Algumas Conexões Lógicas entre a Origem e o Retorno, em Avicena


Nascido em Afsana, perto da Bojara, na Pérsia, no ano de 980 (d.C.), Avicena (Ibn Sina) deu continuidade à tradição filosófica aristotélica, conservada e transmitida por Alquindi e, em especial, Alfarabi. Foi importante por ter sistematizado a especulação anterior, mas, sobremodo, por ter aprofundado algumas noções fundamentais daquele último. Uma delas consiste na noção de existência (esse), que ele considerava um acidente que se acrescenta à essência (quidditas). Uma outra se refere ao conceito da unidade do intelecto agente, que se torna possível mediante a ascensão da potência no entendimento ao ato; por sua vez, tornando possível o acesso à noção metafísica do ser, visto que constitui no objeto formal próprio de tal entendimento. Enfim, a noção que faz distinção entre a essência e a existência nos seres criados, no que diz respeito à sua união em Deus.

De religião islâmica, sendo considerado como uma das mais destacadas personalidades da filosofia árabe, Avicena era dono de uma pena infatigável, tendo escrito sobre matemática, medicina e, com reconhecida originalidade de pensamento, destacou-se por sua primorosa desenvoltura no trato com a Filosofia. Além de escrever sobre as Leis de Platão, a Isagoge de Porfírio e o Almagesto de Ptolomeu, foi comentador aplicado de Aristóteles, indo da Metafísica às Categorias, passando por De Anima, pela Física, pela Retórica, entre várias outras.

Considerado como um grande sábio, ou grande mestre, islâmico, quando contava apenas com 10 anos de idade, já era conhecedor da gramática, da teologia e, espantosamente, mesmo para um mulçumano, já sabia de cor, integralmente, o Alcorão. Seu primeiro mestre era matemático, tendo, assim, o privilégio de tomar conhecimento, logo no início dos seus estudos, dos Elementos de Euclides e um pouco de lógica.

Neste trabalho, procuraremos lançar um olhar focado em algumas conexões lógicas verificadas no tratado I do livro que Avicena escreveu no ano de 1001 para o seu discípulo Sirazi, intitulado “A Origem e o Retorno”, no qual ele discorre sobre a origem e o retorno da alma a Deus.

Salta aos olhos a clara independência com que Avicena desenvolve o conteúdo desta obra. Apenas na introdução (“Em nome de Deus, o Clemente, o Misericordioso” ) é que podemos nos aperceber de que se trata de um filósofo de origem mulçumana. A partir do primeiro capítulo, Avicena se liberta de sua origem religiosa e alça vôo às regiões da mais pura reflexão filosófica, numa atitude universalista, bem diversa de outros autores medievos ocidentais que sempre se expressavam sob o penoso crivo da influência dominadora do pensamento teológico-“filosófico” cristianizado.

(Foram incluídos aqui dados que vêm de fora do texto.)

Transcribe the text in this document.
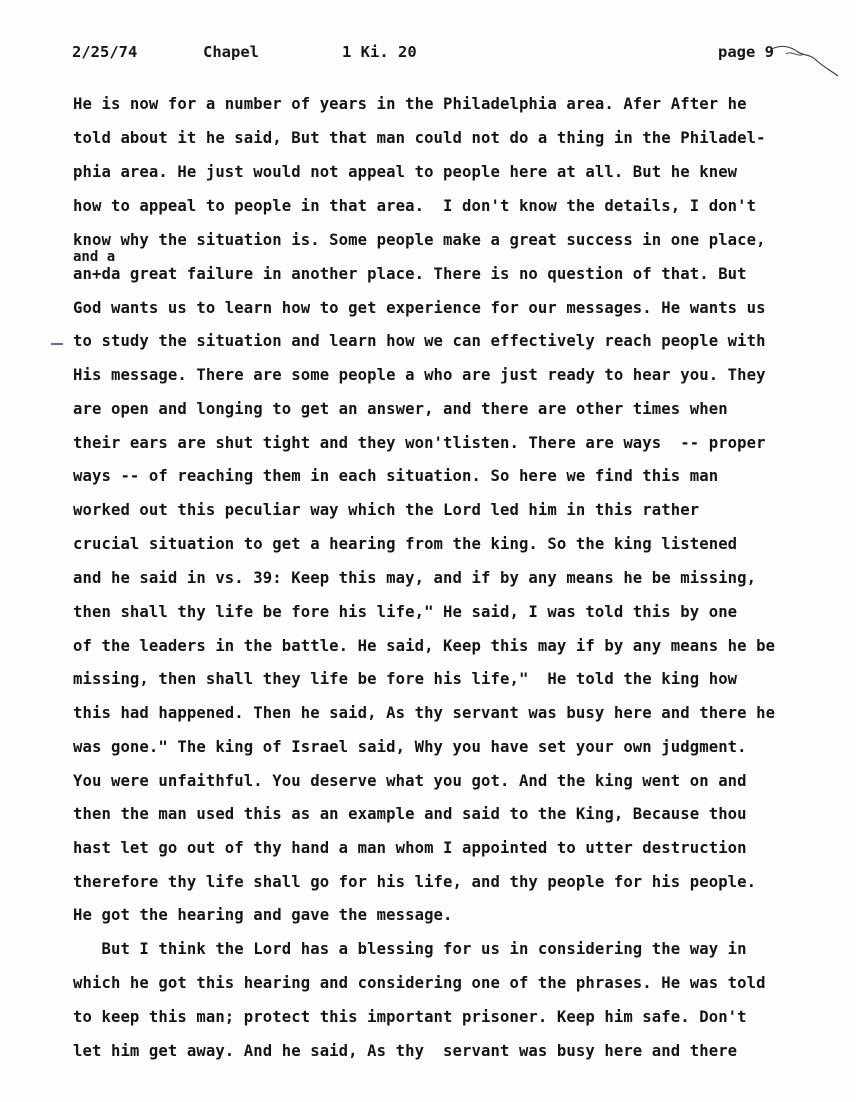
2/25/74

	Chapel

	1 Ki. 20

	page 9

and a
He is now for a number of years in the Philadelphia area. Afer After he
told about it he said, But that man could not do a thing in the Philadel-
phia area. He just would not appeal to people here at all. But he knew
how to appeal to people in that area.  I don't know the details, I don't
know why the situation is. Some people make a great success in one place,
an+da great failure in another place. There is no question of that. But
God wants us to learn how to get experience for our messages. He wants us
to study the situation and learn how we can effectively reach people with
His message. There are some people a who are just ready to hear you. They
are open and longing to get an answer, and there are other times when
their ears are shut tight and they won'tlisten. There are ways  -- proper
ways -- of reaching them in each situation. So here we find this man
worked out this peculiar way which the Lord led him in this rather
crucial situation to get a hearing from the king. So the king listened
and he said in vs. 39: Keep this may, and if by any means he be missing,
then shall thy life be fore his life," He said, I was told this by one
of the leaders in the battle. He said, Keep this may if by any means he be
missing, then shall they life be fore his life,"  He told the king how
this had happened. Then he said, As thy servant was busy here and there he
was gone." The king of Israel said, Why you have set your own judgment.
You were unfaithful. You deserve what you got. And the king went on and
then the man used this as an example and said to the King, Because thou
hast let go out of thy hand a man whom I appointed to utter destruction
therefore thy life shall go for his life, and thy people for his people.
He got the hearing and gave the message.
But I think the Lord has a blessing for us in considering the way in
which he got this hearing and considering one of the phrases. He was told
to keep this man; protect this important prisoner. Keep him safe. Don't
let him get away. And he said, As thy  servant was busy here and there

Observamos que no primeiro capítulo (“Sobre o conhecimento do ser necessário e do ser possível” ), baseando-se na lógica modal de Aristóteles, o grande sábio estabelece os conceitos de ser necessário e ser possível, bem como o de necessário por si e por outro. Em suma: o ser necessário é necessário e o possível, não, tanto no ser como no não ser. Ou: tudo o que existe, ou não existe, é possível. E o que é possível, assim o é de três maneiras: primeiro, o que é necessário absolutamente; segundo, até um certo momento; terceiro, o que existe agora em ato, mas é capaz de, no futuro, existir e não existir. O termo possível é mais amplo que o termo necessário, pois se aplica ao necessário e também ao não necessário. Sendo assim, possível é tudo aquilo que, para poder existir, precisa de algo fora de si mesmo. Necessário é tudo aquilo que não requer nada para existir, pois está implícita em sua essência mesma a sua própria existência.

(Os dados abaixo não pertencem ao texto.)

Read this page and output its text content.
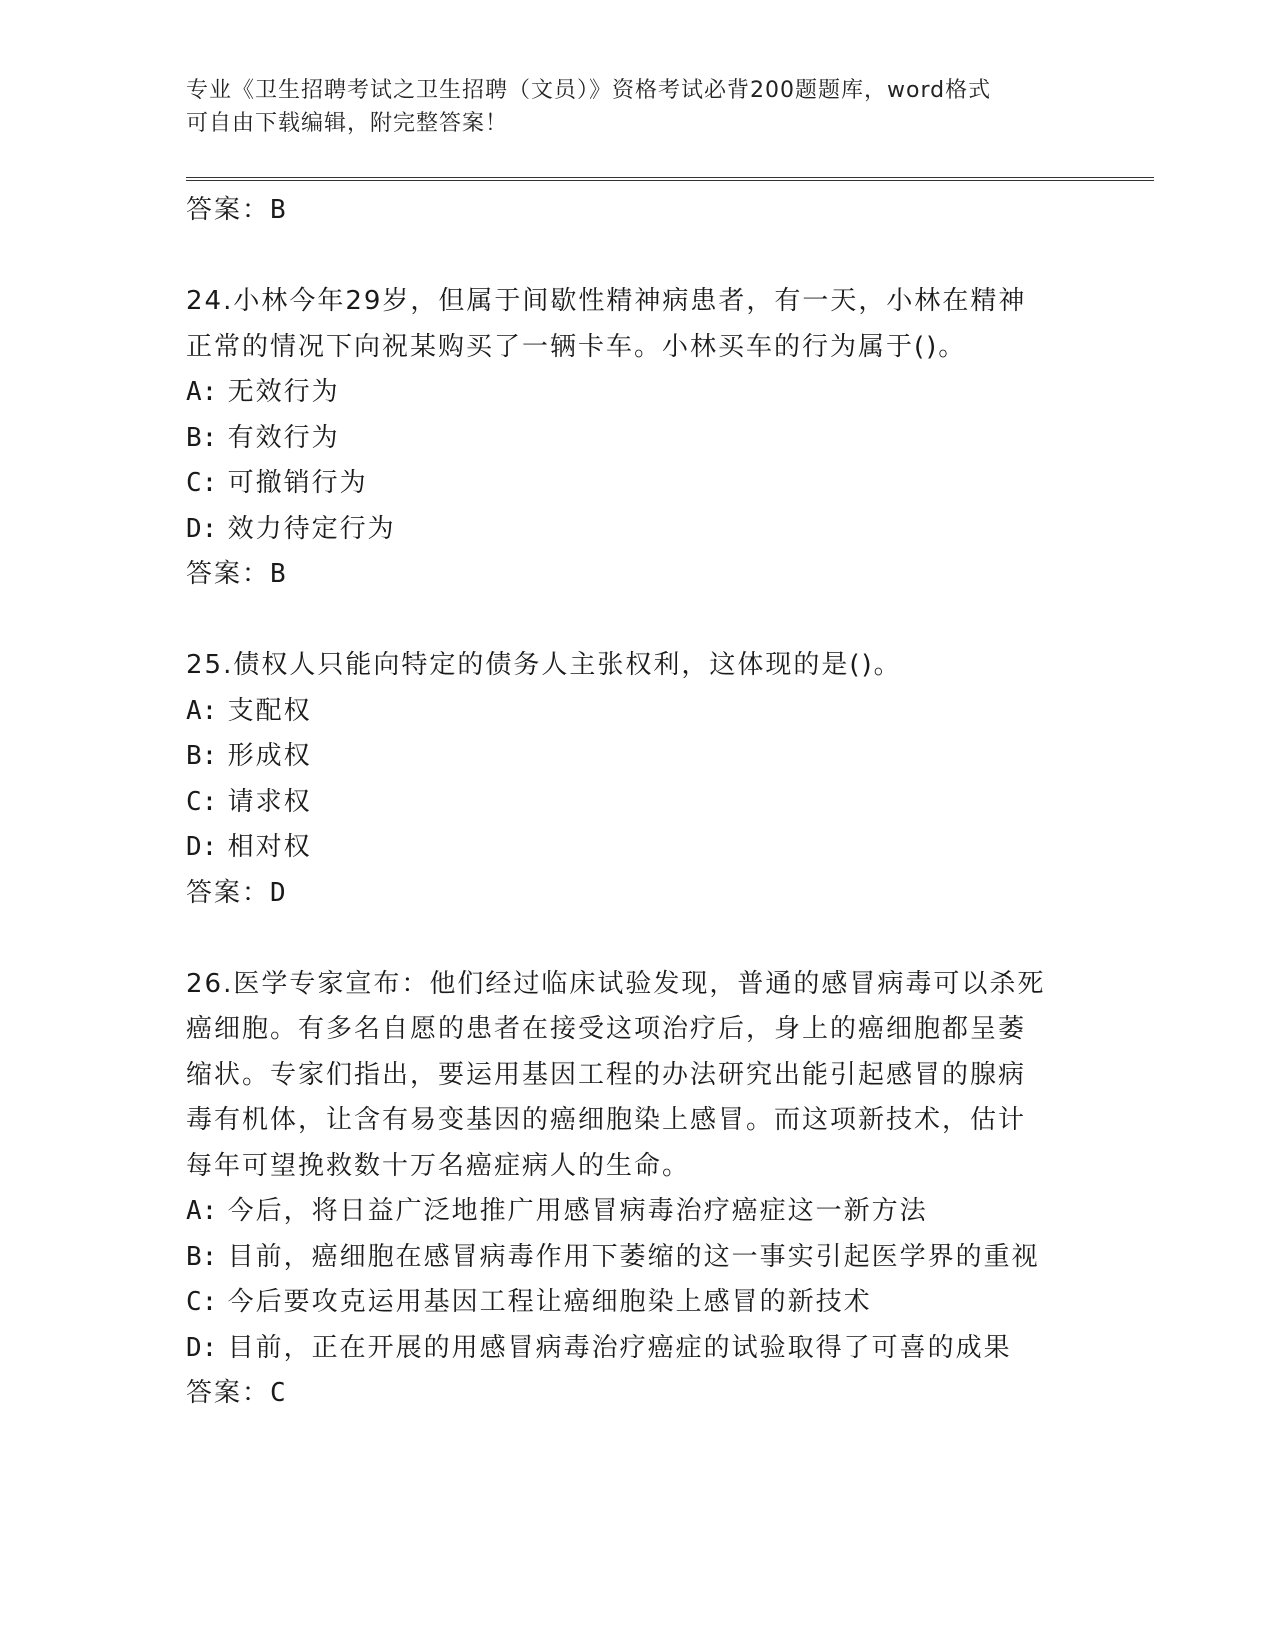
专业《卫生招聘考试之卫生招聘（文员）》资格考试必背200题题库，word格式
可自由下载编辑，附完整答案！
答案：B
24.小林今年29岁，但属于间歇性精神病患者，有一天，小林在精神
正常的情况下向祝某购买了一辆卡车。小林买车的行为属于()。
A: 无效行为
B: 有效行为
C: 可撤销行为
D: 效力待定行为
答案：B
25.债权人只能向特定的债务人主张权利，这体现的是()。
A: 支配权
B: 形成权
C: 请求权
D: 相对权
答案：D
26.医学专家宣布：他们经过临床试验发现，普通的感冒病毒可以杀死
癌细胞。有多名自愿的患者在接受这项治疗后，身上的癌细胞都呈萎
缩状。专家们指出，要运用基因工程的办法研究出能引起感冒的腺病
毒有机体，让含有易变基因的癌细胞染上感冒。而这项新技术，估计
每年可望挽救数十万名癌症病人的生命。
A: 今后，将日益广泛地推广用感冒病毒治疗癌症这一新方法
B: 目前，癌细胞在感冒病毒作用下萎缩的这一事实引起医学界的重视
C: 今后要攻克运用基因工程让癌细胞染上感冒的新技术
D: 目前，正在开展的用感冒病毒治疗癌症的试验取得了可喜的成果
答案：C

No segundo capítulo (“Sobre que o ser necessário não pode sê-lo simultaneamente por si mesmo e por intermédio de outro” ), justifica-se que o necessário por si não pode simultaneamente por si e por outro ou haveríamos de reconhecer o absurdo como plenamente absoluto e verdadeiro, o que não se verifica plausível e demonstrável.

No capítulo III (“Sobre que o ser necessário por intermédio de outro, é por si mesmo ser possível” ), Avicena nos faz ver que quando algo é necessário por intermédio de outro, aí se há de localizar o ser possível.

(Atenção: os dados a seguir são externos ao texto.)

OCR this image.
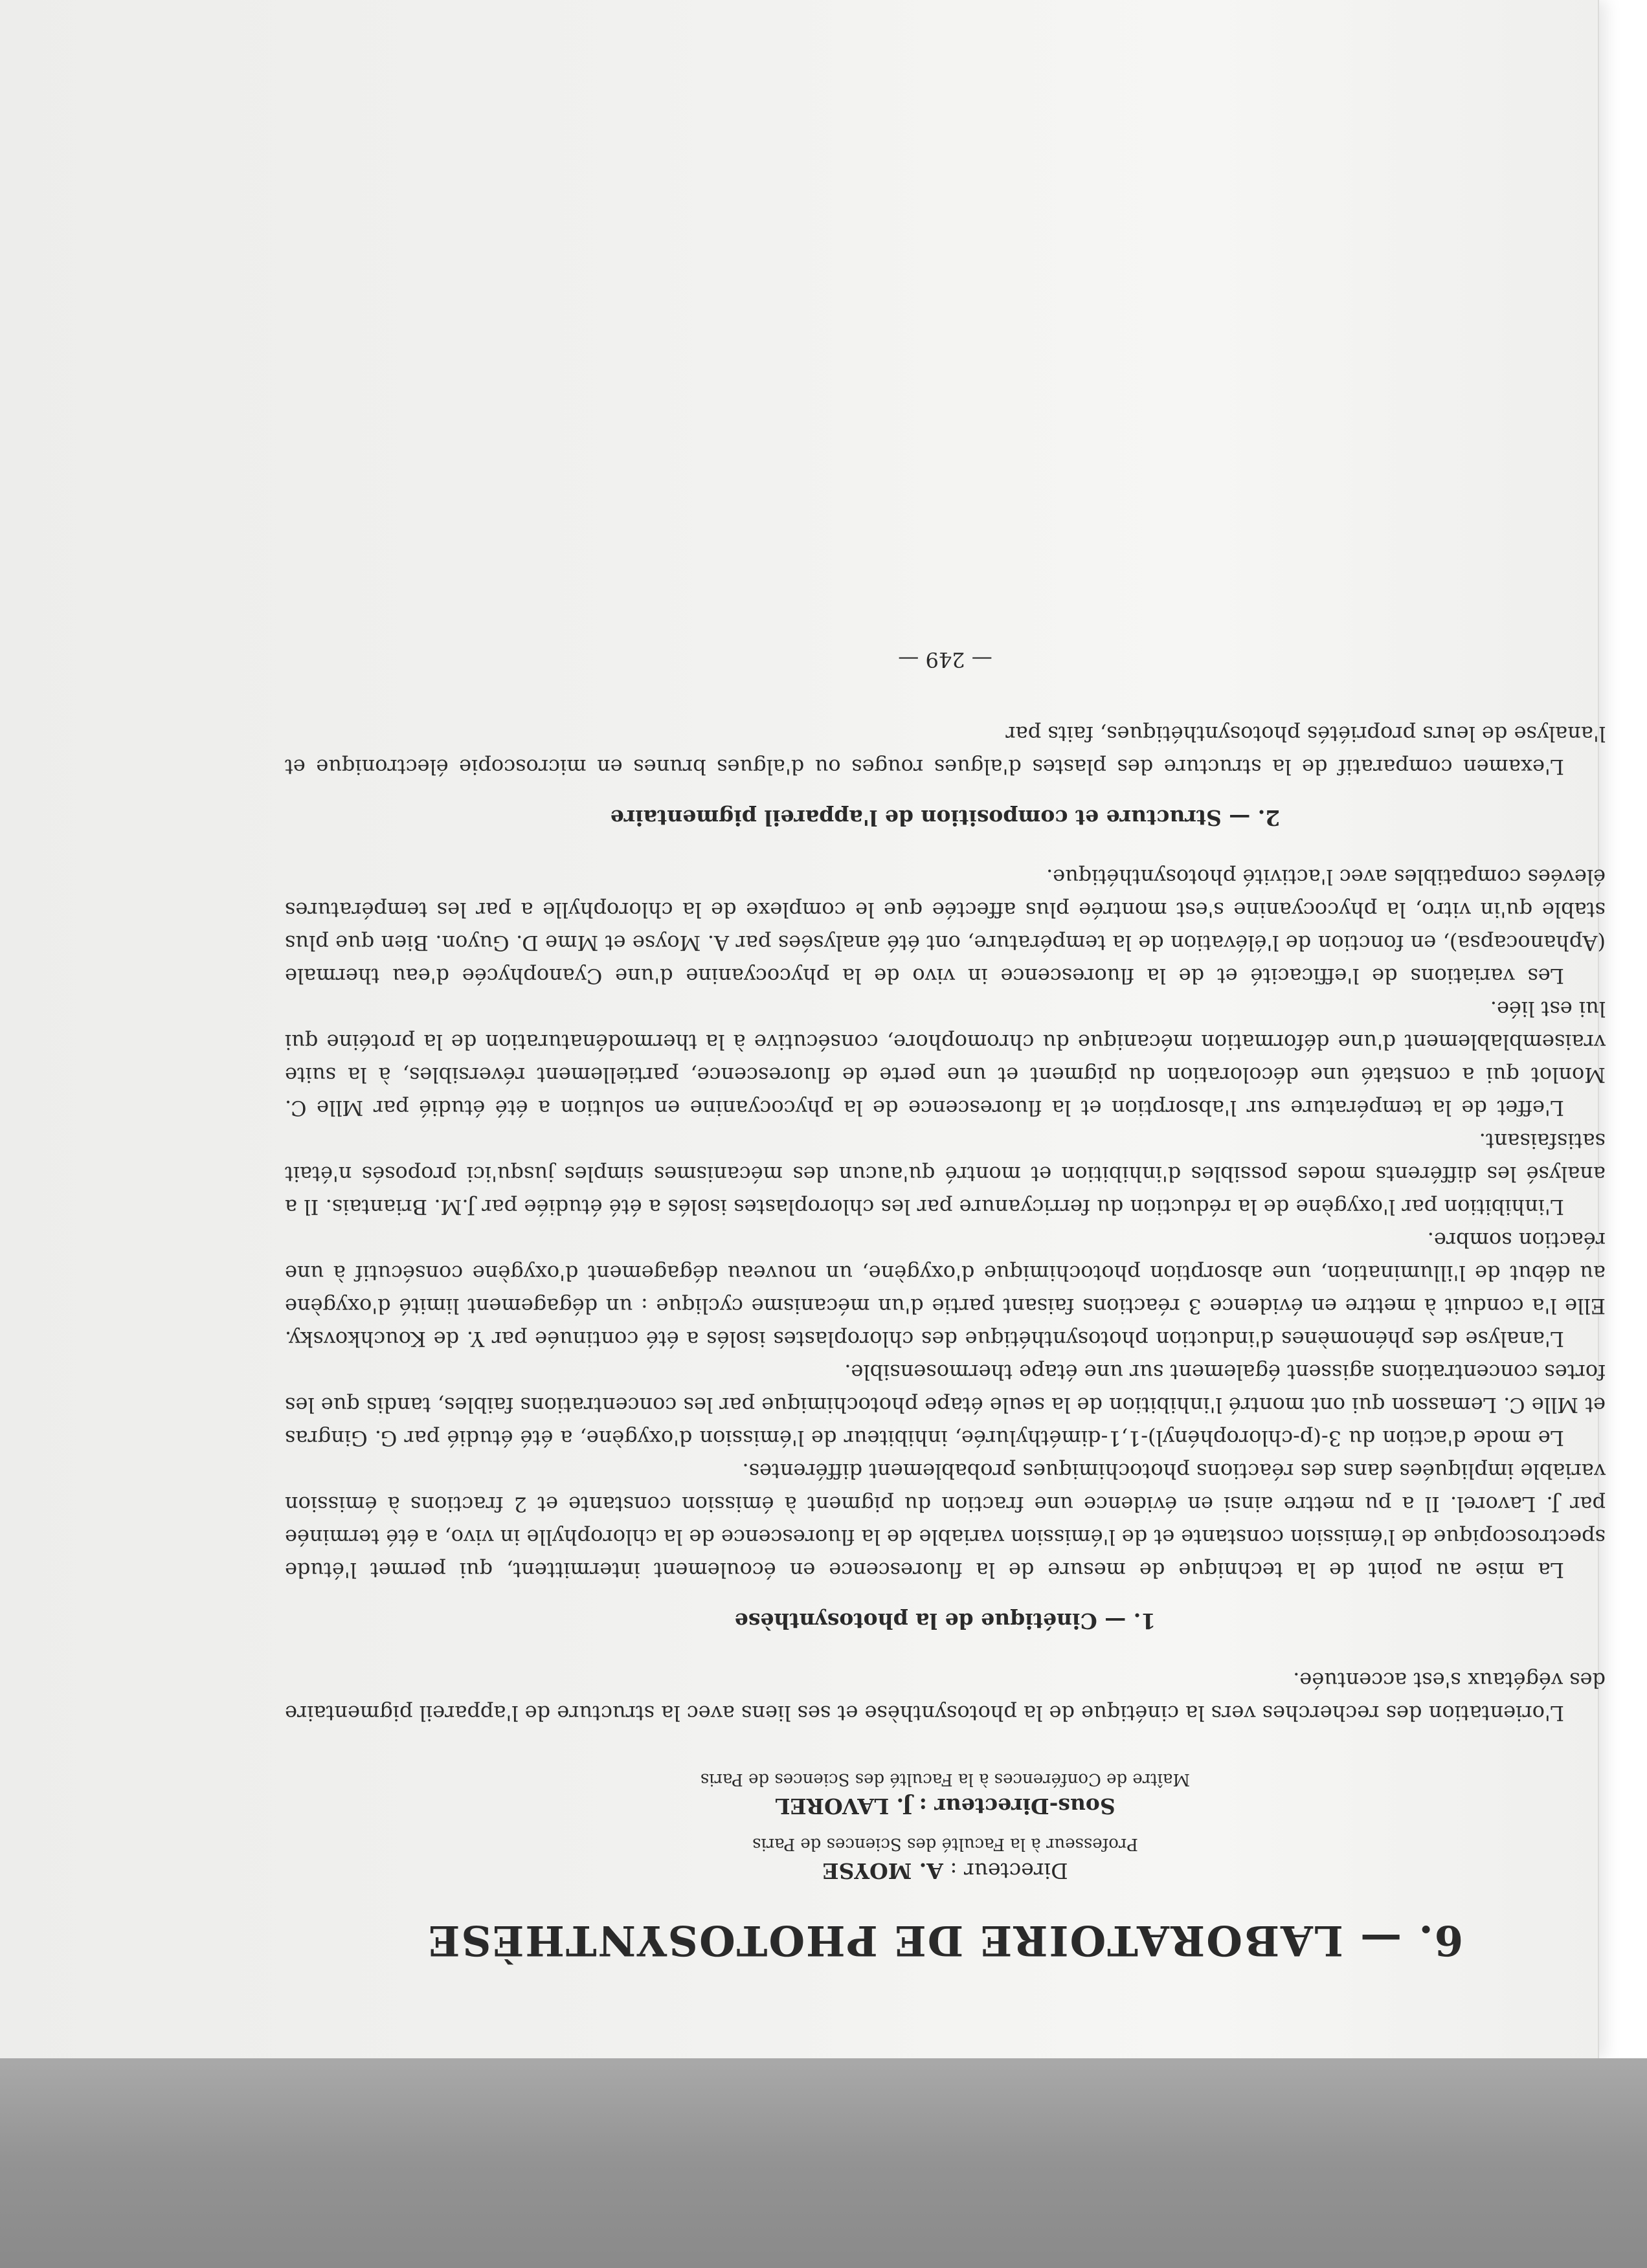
6. — LABORATOIRE DE PHOTOSYNTHÈSE
Directeur : A. MOYSE
Professeur à la Faculté des Sciences de Paris
Sous-Directeur : J. LAVOREL
Maître de Conférences à la Faculté des Sciences de Paris

L'orientation des recherches vers la cinétique de la photosynthèse et ses liens avec la structure de l'appareil pigmentaire des végétaux s'est accentuée.

1. — Cinétique de la photosynthèse

La mise au point de la technique de mesure de la fluorescence en écoulement intermittent, qui permet l'étude spectroscopique de l'émission constante et de l'émission variable de la fluorescence de la chlorophylle in vivo, a été terminée par J. Lavorel. Il a pu mettre ainsi en évidence une fraction du pigment à émission constante et 2 fractions à émission variable impliquées dans des réactions photochimiques probablement différentes.

Le mode d'action du 3-(p-chlorophényl)-1,1-diméthylurée, inhibiteur de l'émission d'oxygène, a été étudié par G. Gingras et Mlle C. Lemasson qui ont montré l'inhibition de la seule étape photochimique par les concentrations faibles, tandis que les fortes concentrations agissent également sur une étape thermosensible.

L'analyse des phénomènes d'induction photosynthétique des chloroplastes isolés a été continuée par Y. de Kouchkovsky. Elle l'a conduit à mettre en évidence 3 réactions faisant partie d'un mécanisme cyclique : un dégagement limité d'oxygène au début de l'illumination, une absorption photochimique d'oxygène, un nouveau dégagement d'oxygène consécutif à une réaction sombre.

L'inhibition par l'oxygène de la réduction du ferricyanure par les chloroplastes isolés a été étudiée par J.M. Briantais. Il a analysé les différents modes possibles d'inhibition et montré qu'aucun des mécanismes simples jusqu'ici proposés n'était satisfaisant.

L'effet de la température sur l'absorption et la fluorescence de la phycocyanine en solution a été étudié par Mlle C. Monlot qui a constaté une décoloration du pigment et une perte de fluorescence, partiellement réversibles, à la suite vraisemblablement d'une déformation mécanique du chromophore, consécutive à la thermodénaturation de la protéine qui lui est liée.

Les variations de l'efficacité et de la fluorescence in vivo de la phycocyanine d'une Cyanophycée d'eau thermale (Aphanocapsa), en fonction de l'élévation de la température, ont été analysées par A. Moyse et Mme D. Guyon. Bien que plus stable qu'in vitro, la phycocyanine s'est montrée plus affectée que le complexe de la chlorophylle a par les températures élevées compatibles avec l'activité photosynthétique.

2. — Structure et composition de l'appareil pigmentaire

L'examen comparatif de la structure des plastes d'algues rouges ou d'algues brunes en microscopie électronique et l'analyse de leurs propriétés photosynthétiques, faits par

— 249 —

“Sobre que o ser possível por si mesmo, somente é ser necessário por intermédio de outro” , este é o título do quarto capítulo e nele somos convidados a examinar a reciprocidade com o que está contido no capítulo III. Há aí um claro esquema de redução ao absurdo e também a introdução da noção de causa. Em Aristóteles, temos a noção de causa classificada em quatro tipos: a causa eficiente, que é o princípio da mudança; a causa material, que é aquilo de que algo surge ou através do qual chega a ser; a causa formal, como sendo a idéia ou o paradigma, ou como a própria essência em que é antes de ter sido; e a causa final ou o fim, a finalidade, a realidade que algo tende a ser. Em síntese, pode-se inferir deste capítulo que quando o ser possível por si mesmo é ser necessário por intermédio de outro o é como efeito-causa de algo e não como causa propriamente dita.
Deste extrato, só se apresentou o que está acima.